The dual space $V^\ast$ comprises linear functions $\omega:V\to \mathbb{R}$. It is also a vector space and so it also has a basis. By convention, basis covectors are denoted with upper indices, for example, $\theta^\mu$. A general covector will then expand in terms of this basis with coefficients which by convention get lower indices, $\omega = \omega_\mu \theta^\mu$.
The mapping between $V$ and $V^\ast$ determined by the metric is the index lowering and raising. In particular, given a vector $v^\mu$ it defines $v_\mu = \eta_{\mu\nu} v^\nu$ and given a covector $\omega_\mu$ it defines $\omega^\mu = \eta^{\mu\nu}\omega_\nu$ where $\eta^{\mu\nu}$ is the inverse of $\eta_{\mu\nu}$.

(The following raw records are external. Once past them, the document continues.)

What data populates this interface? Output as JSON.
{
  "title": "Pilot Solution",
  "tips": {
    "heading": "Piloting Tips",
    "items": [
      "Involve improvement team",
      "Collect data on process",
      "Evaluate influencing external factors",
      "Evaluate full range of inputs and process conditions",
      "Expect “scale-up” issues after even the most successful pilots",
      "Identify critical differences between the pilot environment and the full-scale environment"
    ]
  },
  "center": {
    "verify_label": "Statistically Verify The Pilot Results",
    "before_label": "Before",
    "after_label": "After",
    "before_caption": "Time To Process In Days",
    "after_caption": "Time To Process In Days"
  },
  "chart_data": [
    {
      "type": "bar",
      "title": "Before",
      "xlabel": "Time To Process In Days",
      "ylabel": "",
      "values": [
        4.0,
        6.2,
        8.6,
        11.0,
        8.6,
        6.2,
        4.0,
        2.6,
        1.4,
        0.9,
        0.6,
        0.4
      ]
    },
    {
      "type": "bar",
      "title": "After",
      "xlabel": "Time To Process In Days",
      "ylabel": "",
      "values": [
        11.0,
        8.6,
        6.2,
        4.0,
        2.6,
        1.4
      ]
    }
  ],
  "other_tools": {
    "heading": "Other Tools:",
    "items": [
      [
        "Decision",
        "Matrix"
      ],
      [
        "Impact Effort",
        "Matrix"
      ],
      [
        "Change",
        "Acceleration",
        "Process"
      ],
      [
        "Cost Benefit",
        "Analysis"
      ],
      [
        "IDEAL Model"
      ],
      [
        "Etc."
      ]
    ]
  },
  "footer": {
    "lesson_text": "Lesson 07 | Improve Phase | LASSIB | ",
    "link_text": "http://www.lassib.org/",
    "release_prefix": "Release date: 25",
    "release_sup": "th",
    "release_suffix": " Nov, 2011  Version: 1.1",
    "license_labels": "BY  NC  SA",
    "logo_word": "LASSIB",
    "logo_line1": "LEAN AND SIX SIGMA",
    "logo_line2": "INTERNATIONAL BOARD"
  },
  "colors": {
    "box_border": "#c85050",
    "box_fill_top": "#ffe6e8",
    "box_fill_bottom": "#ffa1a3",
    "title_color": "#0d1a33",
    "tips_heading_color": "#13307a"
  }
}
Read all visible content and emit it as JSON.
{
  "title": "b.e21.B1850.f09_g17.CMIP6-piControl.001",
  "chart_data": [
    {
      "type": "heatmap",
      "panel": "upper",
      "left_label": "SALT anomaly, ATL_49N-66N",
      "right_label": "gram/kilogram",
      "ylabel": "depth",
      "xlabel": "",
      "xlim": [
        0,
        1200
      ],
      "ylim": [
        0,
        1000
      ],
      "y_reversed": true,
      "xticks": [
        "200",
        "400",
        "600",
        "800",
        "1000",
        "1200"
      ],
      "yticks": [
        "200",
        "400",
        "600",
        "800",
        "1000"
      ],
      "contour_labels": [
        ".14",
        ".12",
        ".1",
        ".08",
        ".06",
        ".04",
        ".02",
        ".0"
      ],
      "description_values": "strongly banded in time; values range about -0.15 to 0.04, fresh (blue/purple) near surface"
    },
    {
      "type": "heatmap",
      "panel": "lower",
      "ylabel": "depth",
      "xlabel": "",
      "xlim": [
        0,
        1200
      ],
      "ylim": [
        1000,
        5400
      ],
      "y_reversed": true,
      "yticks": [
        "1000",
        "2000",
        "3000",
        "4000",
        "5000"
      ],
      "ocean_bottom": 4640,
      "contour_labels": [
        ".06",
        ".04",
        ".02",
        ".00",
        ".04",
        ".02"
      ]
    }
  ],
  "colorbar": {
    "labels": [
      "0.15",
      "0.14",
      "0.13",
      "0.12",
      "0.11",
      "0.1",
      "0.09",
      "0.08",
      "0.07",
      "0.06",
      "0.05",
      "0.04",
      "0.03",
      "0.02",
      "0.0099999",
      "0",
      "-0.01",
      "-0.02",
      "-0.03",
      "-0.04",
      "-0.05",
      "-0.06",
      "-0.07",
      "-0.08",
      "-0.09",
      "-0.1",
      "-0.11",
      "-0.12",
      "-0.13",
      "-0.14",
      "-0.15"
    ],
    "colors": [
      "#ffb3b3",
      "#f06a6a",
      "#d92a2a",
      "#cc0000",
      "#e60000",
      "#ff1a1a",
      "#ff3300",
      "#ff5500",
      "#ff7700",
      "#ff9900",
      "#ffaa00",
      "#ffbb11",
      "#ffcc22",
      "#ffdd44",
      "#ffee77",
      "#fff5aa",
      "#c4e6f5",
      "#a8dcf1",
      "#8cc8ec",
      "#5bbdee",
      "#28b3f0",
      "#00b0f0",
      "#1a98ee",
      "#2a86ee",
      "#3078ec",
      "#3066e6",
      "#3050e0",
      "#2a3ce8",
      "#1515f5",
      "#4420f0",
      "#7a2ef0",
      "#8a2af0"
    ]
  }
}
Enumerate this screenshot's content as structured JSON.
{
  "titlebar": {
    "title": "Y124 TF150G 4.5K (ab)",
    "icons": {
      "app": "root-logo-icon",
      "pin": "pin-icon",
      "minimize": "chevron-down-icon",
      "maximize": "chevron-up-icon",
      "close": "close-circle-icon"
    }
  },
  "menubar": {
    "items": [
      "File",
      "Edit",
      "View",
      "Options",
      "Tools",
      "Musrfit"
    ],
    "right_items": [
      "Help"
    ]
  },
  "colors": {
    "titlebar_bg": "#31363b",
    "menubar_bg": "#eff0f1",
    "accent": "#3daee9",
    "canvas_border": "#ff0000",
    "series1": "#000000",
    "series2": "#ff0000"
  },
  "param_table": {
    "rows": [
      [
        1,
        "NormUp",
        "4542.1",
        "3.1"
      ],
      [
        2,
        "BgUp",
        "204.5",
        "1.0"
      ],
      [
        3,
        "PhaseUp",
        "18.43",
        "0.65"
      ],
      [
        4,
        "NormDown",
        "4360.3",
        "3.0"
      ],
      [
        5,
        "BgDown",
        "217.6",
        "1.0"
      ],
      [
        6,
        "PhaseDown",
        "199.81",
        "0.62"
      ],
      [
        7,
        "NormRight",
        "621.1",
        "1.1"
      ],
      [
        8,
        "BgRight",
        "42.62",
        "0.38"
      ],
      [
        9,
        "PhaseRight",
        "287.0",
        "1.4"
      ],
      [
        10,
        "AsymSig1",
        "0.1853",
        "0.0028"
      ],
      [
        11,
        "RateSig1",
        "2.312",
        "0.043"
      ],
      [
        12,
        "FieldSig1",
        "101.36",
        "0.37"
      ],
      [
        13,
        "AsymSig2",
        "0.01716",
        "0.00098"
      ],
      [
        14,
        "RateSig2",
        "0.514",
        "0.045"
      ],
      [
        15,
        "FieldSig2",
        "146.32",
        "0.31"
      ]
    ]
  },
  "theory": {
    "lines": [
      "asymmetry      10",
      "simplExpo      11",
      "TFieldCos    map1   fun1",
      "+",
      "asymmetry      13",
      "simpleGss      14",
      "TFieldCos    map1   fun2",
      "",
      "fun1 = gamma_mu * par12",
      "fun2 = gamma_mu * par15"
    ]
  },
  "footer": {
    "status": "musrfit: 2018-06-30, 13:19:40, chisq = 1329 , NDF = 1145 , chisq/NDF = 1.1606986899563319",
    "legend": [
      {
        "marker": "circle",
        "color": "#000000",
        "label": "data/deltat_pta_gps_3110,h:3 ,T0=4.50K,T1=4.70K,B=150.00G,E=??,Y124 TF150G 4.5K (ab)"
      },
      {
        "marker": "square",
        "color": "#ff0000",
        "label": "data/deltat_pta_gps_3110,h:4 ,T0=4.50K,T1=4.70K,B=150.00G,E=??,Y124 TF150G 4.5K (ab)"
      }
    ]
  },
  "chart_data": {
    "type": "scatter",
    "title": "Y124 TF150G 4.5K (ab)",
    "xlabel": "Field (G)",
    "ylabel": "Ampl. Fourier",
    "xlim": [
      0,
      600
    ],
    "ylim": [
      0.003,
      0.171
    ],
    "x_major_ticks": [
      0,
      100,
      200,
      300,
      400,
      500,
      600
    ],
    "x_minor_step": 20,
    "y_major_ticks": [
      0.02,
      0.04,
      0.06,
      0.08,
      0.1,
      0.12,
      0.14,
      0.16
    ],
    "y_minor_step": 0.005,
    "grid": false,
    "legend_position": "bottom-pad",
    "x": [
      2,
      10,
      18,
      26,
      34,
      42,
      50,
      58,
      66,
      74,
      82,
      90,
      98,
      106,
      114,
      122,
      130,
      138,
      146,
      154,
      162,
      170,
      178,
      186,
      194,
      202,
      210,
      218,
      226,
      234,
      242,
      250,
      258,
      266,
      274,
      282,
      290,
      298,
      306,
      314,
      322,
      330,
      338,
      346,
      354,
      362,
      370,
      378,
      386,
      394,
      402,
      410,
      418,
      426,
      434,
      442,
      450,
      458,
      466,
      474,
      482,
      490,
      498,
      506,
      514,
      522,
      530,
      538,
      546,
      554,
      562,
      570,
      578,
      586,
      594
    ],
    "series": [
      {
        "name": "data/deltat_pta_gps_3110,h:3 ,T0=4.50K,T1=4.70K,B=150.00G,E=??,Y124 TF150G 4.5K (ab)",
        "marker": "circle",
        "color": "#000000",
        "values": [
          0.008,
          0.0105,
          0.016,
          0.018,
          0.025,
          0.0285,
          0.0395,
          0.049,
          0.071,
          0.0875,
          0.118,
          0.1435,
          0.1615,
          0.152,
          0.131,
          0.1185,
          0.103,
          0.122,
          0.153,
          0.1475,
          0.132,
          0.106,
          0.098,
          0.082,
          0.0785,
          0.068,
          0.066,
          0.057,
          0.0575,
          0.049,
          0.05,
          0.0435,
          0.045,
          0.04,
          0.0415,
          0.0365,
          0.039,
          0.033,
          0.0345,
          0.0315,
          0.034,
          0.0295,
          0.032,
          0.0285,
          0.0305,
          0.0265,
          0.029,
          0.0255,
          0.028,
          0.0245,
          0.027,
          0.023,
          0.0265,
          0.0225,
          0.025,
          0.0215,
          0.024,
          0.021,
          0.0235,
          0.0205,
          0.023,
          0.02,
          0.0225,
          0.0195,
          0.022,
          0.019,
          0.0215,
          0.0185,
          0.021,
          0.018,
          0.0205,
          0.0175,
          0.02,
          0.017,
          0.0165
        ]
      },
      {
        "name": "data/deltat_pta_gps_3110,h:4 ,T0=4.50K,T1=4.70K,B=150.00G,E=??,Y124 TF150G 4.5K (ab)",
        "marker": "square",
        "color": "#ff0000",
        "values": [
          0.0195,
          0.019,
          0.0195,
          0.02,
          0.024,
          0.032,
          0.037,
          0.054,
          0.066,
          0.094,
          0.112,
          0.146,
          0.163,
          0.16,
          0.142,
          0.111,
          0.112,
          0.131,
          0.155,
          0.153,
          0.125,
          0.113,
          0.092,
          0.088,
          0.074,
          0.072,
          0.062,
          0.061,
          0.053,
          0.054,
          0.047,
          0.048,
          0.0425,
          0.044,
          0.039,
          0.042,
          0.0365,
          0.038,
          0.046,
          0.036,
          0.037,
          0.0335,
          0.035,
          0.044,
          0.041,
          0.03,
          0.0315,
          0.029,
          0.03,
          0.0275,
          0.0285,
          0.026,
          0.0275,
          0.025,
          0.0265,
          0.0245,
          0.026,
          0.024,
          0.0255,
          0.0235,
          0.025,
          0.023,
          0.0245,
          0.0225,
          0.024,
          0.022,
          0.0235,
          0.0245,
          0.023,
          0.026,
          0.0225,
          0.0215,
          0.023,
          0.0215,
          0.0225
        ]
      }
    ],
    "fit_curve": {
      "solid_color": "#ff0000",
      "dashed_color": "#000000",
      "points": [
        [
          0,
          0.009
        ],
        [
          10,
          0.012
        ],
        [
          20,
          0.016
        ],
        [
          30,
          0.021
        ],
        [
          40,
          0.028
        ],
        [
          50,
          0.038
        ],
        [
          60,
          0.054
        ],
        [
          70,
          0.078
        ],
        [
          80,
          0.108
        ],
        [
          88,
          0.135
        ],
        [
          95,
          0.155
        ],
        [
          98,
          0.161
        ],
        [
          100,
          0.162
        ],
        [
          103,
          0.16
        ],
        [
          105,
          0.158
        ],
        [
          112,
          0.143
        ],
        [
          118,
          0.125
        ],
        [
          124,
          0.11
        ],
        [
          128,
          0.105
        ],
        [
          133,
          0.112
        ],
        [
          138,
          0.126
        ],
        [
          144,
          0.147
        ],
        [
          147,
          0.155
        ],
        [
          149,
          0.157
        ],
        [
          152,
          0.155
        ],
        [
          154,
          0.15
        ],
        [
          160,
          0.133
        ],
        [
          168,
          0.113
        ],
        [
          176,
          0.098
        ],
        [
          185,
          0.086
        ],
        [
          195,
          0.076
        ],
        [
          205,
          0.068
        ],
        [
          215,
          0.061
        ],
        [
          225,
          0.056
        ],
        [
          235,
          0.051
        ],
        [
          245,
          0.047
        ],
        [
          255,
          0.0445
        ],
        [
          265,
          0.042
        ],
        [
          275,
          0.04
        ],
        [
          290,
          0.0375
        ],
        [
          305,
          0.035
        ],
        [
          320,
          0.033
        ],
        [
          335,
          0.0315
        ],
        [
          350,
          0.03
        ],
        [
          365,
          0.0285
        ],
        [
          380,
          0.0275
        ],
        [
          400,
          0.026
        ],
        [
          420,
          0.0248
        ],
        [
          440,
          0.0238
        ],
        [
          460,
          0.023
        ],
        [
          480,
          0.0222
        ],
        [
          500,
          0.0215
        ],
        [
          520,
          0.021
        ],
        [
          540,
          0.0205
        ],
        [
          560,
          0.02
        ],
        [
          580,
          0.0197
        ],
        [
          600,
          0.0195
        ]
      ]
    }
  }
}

Once you have this extra structure, the metric, given the linear operator $\Lambda^\mu_{\phantom\mu\nu}$ you can define $\Lambda^{\mu\nu}=\eta^{\nu\sigma}\Lambda^\mu_{\phantom\mu\sigma}$ and $\Lambda_{\mu\nu}=\eta_{\mu\sigma}\Lambda^\sigma_{\phantom\sigma\nu}$. So this is the difference in writing $\Lambda$ with all indices up or down: it is defined by an extra contraction with the metric, and so represents a different object, although one that encodes the same information.